Tuesday, September 20, 2011

Significant Others That Aren't People

Earlier this season an episode of Doctor Who made me reflect on a similar situation in my own life. In "The Doctor's Wife," a living woman comes to embody the spirit of the Doctor's beloved TARDIS. As the Doctor's transportation, the TARDIS is an essential component of the Doctor himself. After all, nobody would watch a show about a bored Time Lord who did nothing but stay at home on on Gallifrey and bitch about his desire to be somewhere else.

During the episode the Doctor and Idris, the embodiment of his TARDIS, get to have actual conversations, which has been impossible in the past. They bicker. Sparks fly. Cupids fly about. It becomes clear that they have always been in love, even though the TARDIS has never been a person and before and isn't one again by the end of the show. The spirit of the TARDIS goes back into the police box. It becomes clear why the Doctor is such a loner. His other half is his TARDIS.

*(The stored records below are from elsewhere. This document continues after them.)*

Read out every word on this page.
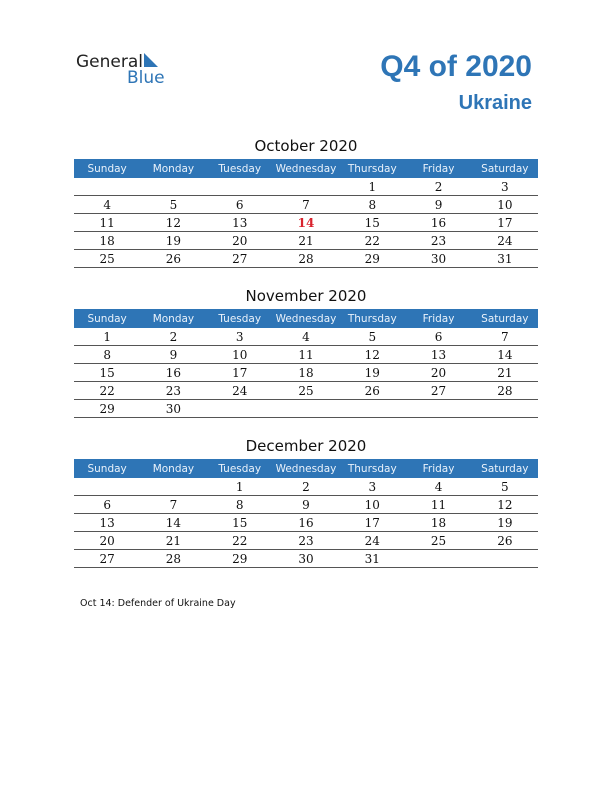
General
Blue	Q4 of 2020
Ukraine
October 2020
Sunday	Monday	Tuesday	Wednesday	Thursday	Friday	Saturday
				1	2	3
4	5	6	7	8	9	10
11	12	13	14	15	16	17
18	19	20	21	22	23	24
25	26	27	28	29	30	31
November 2020
Sunday	Monday	Tuesday	Wednesday	Thursday	Friday	Saturday
1	2	3	4	5	6	7
8	9	10	11	12	13	14
15	16	17	18	19	20	21
22	23	24	25	26	27	28
29	30					
December 2020
Sunday	Monday	Tuesday	Wednesday	Thursday	Friday	Saturday
		1	2	3	4	5
6	7	8	9	10	11	12
13	14	15	16	17	18	19
20	21	22	23	24	25	26
27	28	29	30	31		
Oct 14: Defender of Ukraine Day
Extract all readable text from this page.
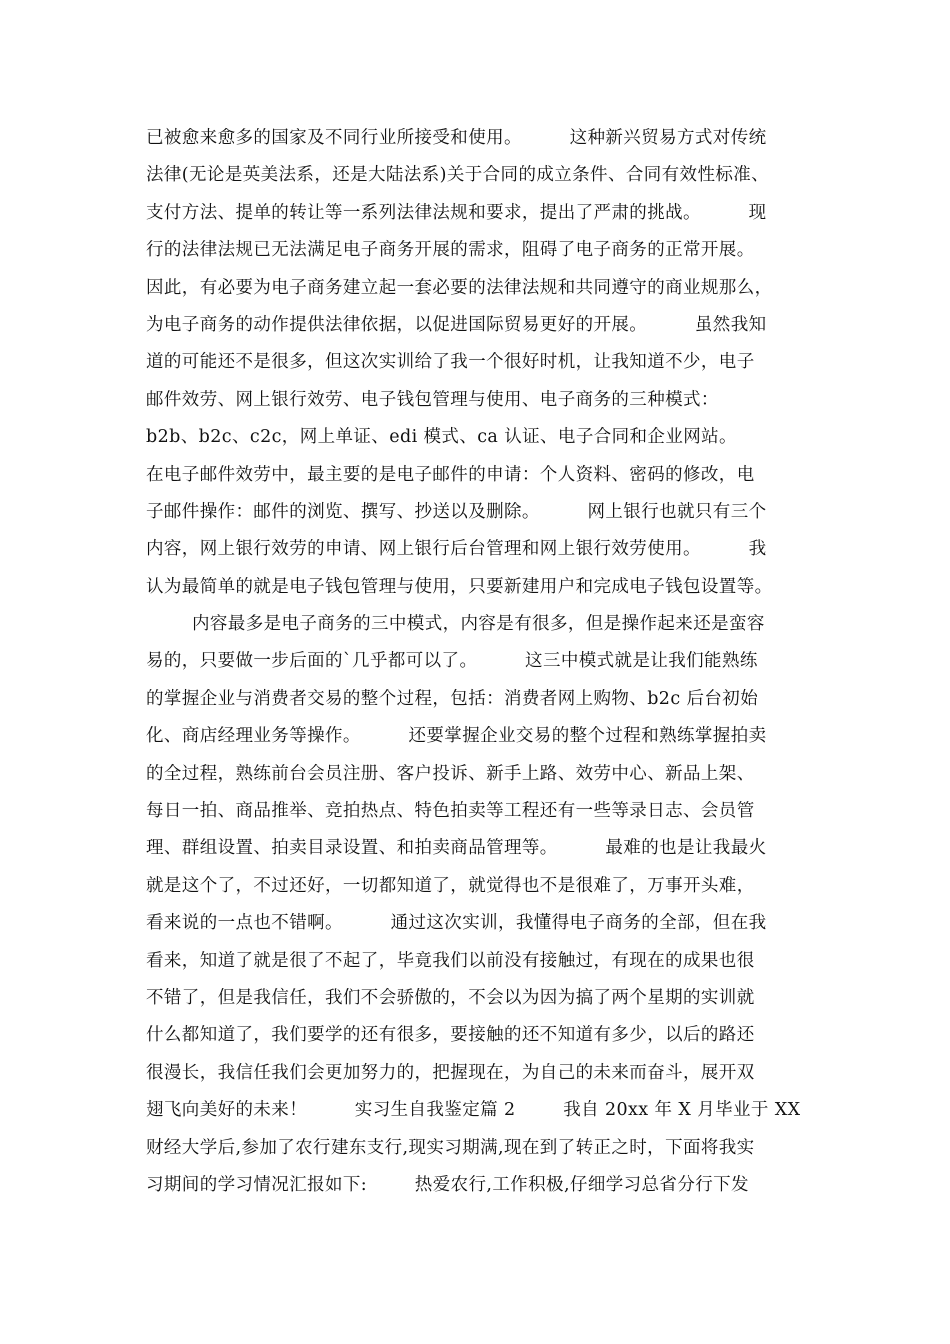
已被愈来愈多的国家及不同行业所接受和使用。        这种新兴贸易方式对传统
法律(无论是英美法系，还是大陆法系)关于合同的成立条件、合同有效性标准、
支付方法、提单的转让等一系列法律法规和要求，提出了严肃的挑战。        现
行的法律法规已无法满足电子商务开展的需求，阻碍了电子商务的正常开展。
因此，有必要为电子商务建立起一套必要的法律法规和共同遵守的商业规那么，
为电子商务的动作提供法律依据，以促进国际贸易更好的开展。        虽然我知
道的可能还不是很多，但这次实训给了我一个很好时机，让我知道不少，电子
邮件效劳、网上银行效劳、电子钱包管理与使用、电子商务的三种模式：
b2b、b2c、c2c，网上单证、edi 模式、ca 认证、电子合同和企业网站。
在电子邮件效劳中，最主要的是电子邮件的申请：个人资料、密码的修改，电
子邮件操作：邮件的浏览、撰写、抄送以及删除。        网上银行也就只有三个
内容，网上银行效劳的申请、网上银行后台管理和网上银行效劳使用。        我
认为最简单的就是电子钱包管理与使用，只要新建用户和完成电子钱包设置等。
内容最多是电子商务的三中模式，内容是有很多，但是操作起来还是蛮容
易的，只要做一步后面的`几乎都可以了。        这三中模式就是让我们能熟练
的掌握企业与消费者交易的整个过程，包括：消费者网上购物、b2c 后台初始
化、商店经理业务等操作。        还要掌握企业交易的整个过程和熟练掌握拍卖
的全过程，熟练前台会员注册、客户投诉、新手上路、效劳中心、新品上架、
每日一拍、商品推举、竞拍热点、特色拍卖等工程还有一些等录日志、会员管
理、群组设置、拍卖目录设置、和拍卖商品管理等。        最难的也是让我最火
就是这个了，不过还好，一切都知道了，就觉得也不是很难了，万事开头难，
看来说的一点也不错啊。        通过这次实训，我懂得电子商务的全部，但在我
看来，知道了就是很了不起了，毕竟我们以前没有接触过，有现在的成果也很
不错了，但是我信任，我们不会骄傲的，不会以为因为搞了两个星期的实训就
什么都知道了，我们要学的还有很多，要接触的还不知道有多少，以后的路还
很漫长，我信任我们会更加努力的，把握现在，为自己的未来而奋斗，展开双
翅飞向美好的未来！        实习生自我鉴定篇 2        我自 20xx 年 X 月毕业于 XX
财经大学后,参加了农行建东支行,现实习期满,现在到了转正之时，下面将我实
习期间的学习情况汇报如下:        热爱农行,工作积极,仔细学习总省分行下发
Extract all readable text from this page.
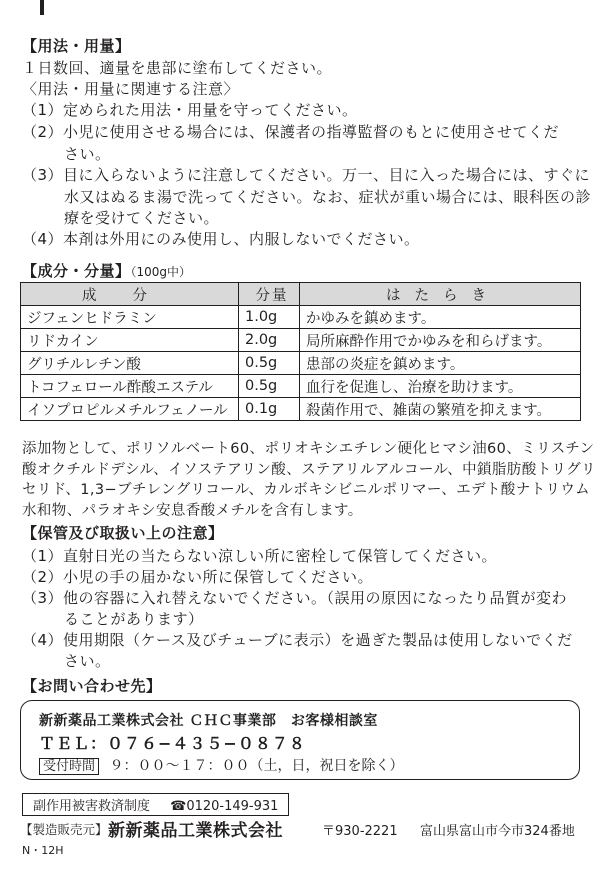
【用法・用量】
１日数回、適量を患部に塗布してください。
〈用法・用量に関連する注意〉
（1）定められた用法・用量を守ってください。
（2）小児に使用させる場合には、保護者の指導監督のもとに使用させてくだ
さい。
（3）目に入らないように注意してください。万一、目に入った場合には、すぐに
水又はぬるま湯で洗ってください。なお、症状が重い場合には、眼科医の診
療を受けてください。
（4）本剤は外用にのみ使用し、内服しないでください。
【成分・分量】（100g中）
成分	分量	はたらき
ジフェンヒドラミン	1.0g	かゆみを鎮めます。
リドカイン	2.0g	局所麻酔作用でかゆみを和らげます。
グリチルレチン酸	0.5g	患部の炎症を鎮めます。
トコフェロール酢酸エステル	0.5g	血行を促進し、治療を助けます。
イソプロピルメチルフェノール	0.1g	殺菌作用で、雑菌の繁殖を抑えます。
添加物として、ポリソルベート60、ポリオキシエチレン硬化ヒマシ油60、ミリスチン
酸オクチルドデシル、イソステアリン酸、ステアリルアルコール、中鎖脂肪酸トリグリ
セリド、1,3−ブチレングリコール、カルボキシビニルポリマー、エデト酸ナトリウム
水和物、パラオキシ安息香酸メチルを含有します。
【保管及び取扱い上の注意】
（1）直射日光の当たらない涼しい所に密栓して保管してください。
（2）小児の手の届かない所に保管してください。
（3）他の容器に入れ替えないでください。（誤用の原因になったり品質が変わ
ることがあります）
（4）使用期限（ケース及びチューブに表示）を過ぎた製品は使用しないでくだ
さい。
【お問い合わせ先】
新新薬品工業株式会社 ＣＨＣ事業部　お客様相談室
ＴＥＬ：０７６−４３５−０８７８
受付時間 ９：００〜１７：００（土，日，祝日を除く）
副作用被害救済制度 ☎0120-149-931
【製造販売元】 新新薬品工業株式会社	〒930-2221 富山県富山市今市324番地
N・12H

I believe I had a similar relationship with Booker Heights, the neighborhood of which I was a longtime resident. And so it began:

In high school I dreamed of escaping the drudgery of my boring, meaningless classes and the dreariness of my after-school job. I dreamed of finding a land where all the other people like me were. One night I and some other friends accompanied Yngwi Gatlinburg on his trip out of town to "a really good record store," as he put it. When I got out of his yellow Datsun on The Street and looked around, the enchantment began. There were people walking around, people standing around smoking and talking, you could hear live music coming from somewhere. Restaurants and stores. It was like an outdoor mall, only with seedy insteady of cheesy for atmosphere. After the record store there was Mexican food to be had at Macho Taco, a restaurant with a hand painted sign and a stage for bands up front. I wound up in there with about half of our crowd while some others, including a gumby boy named J'Bo, ran around outside. J'Bo got to overdoing it on the flailing about, however, and soon Va. arrived to tell us that he fell and was bleeding. Bad. Seconds later he arrived with his hands over his face, and looking over his shoulder in the bathroom, we saw him look at the gash in his upper lip and stick his tongue through it. The helpful staff at Macho Taco thoughtfully called an ambulance. So my initial visit to Booker Heights ended in accompanying J'Bo to the ER.

That was what Booker Heights was like. You never knew how the night would end. It was a breeding ground for adventure. The commercial strip I was first introduced to was surrounded by a residential area slam full of the most varied and inspiring collection of nonconformists anywhere. I had the best conversations of my life there. Amazing incidents of coincidence and synchronicity happened. In high school and college I made regular pilgrimmages to the neighborhood, where I felt I was able to be my truest self. After college I managed to move there. I was devoted, but it was like being hopelessly in love with an unrepentant, unmedicated sufferer of bi-polar disorder. There was poverty and heartbreak too. I got free plane rides with strangers, ex-and future felons for neighbors, all the malt liquor I could stand, and my car vandalized as a result of my relationship with this place. Actual relationships with fellas were difficult as a result of my love of Booker Heights. An autoimmune reaction would occur whenever I became entangled with other fixtures of the social landscape there, drama would ensue, and it would end badly for all parties.

I started this relationship with Booker Heights just before my eighteenth birthday, took time off here and there for educational purposes, and lived there after school until I was 34. At that point I wanted to own real estate, and alas, square footage in Booker Heights had become too expensive. I left. And this time, it was over. Signing those mortgage papers must have been what broke the spell. Whereas before during my sojourns away from it I could feel the neighborhood waiting patiently behind me, secure in the knowledge that I'd come back, this time was different. For the first time, I started getting parking tickets whenever I went back to visit. When I bumped into people I'd known and whose company I had enjoyed for several years, I found I no longer had anything to say and they no longer did either. On a profound energetic level, all ties were severed. My tenure in Booker Heights now seems like a dream.

I miss it, but on the other hand I now have a husband, house, and garden. My life is richer in many ways, so I have no regrets that it's over. My relationship with Booker Heights was a little too dramatic to be healthy. I think the Doctor's relationship with the TARDIS is much more supportive and functional.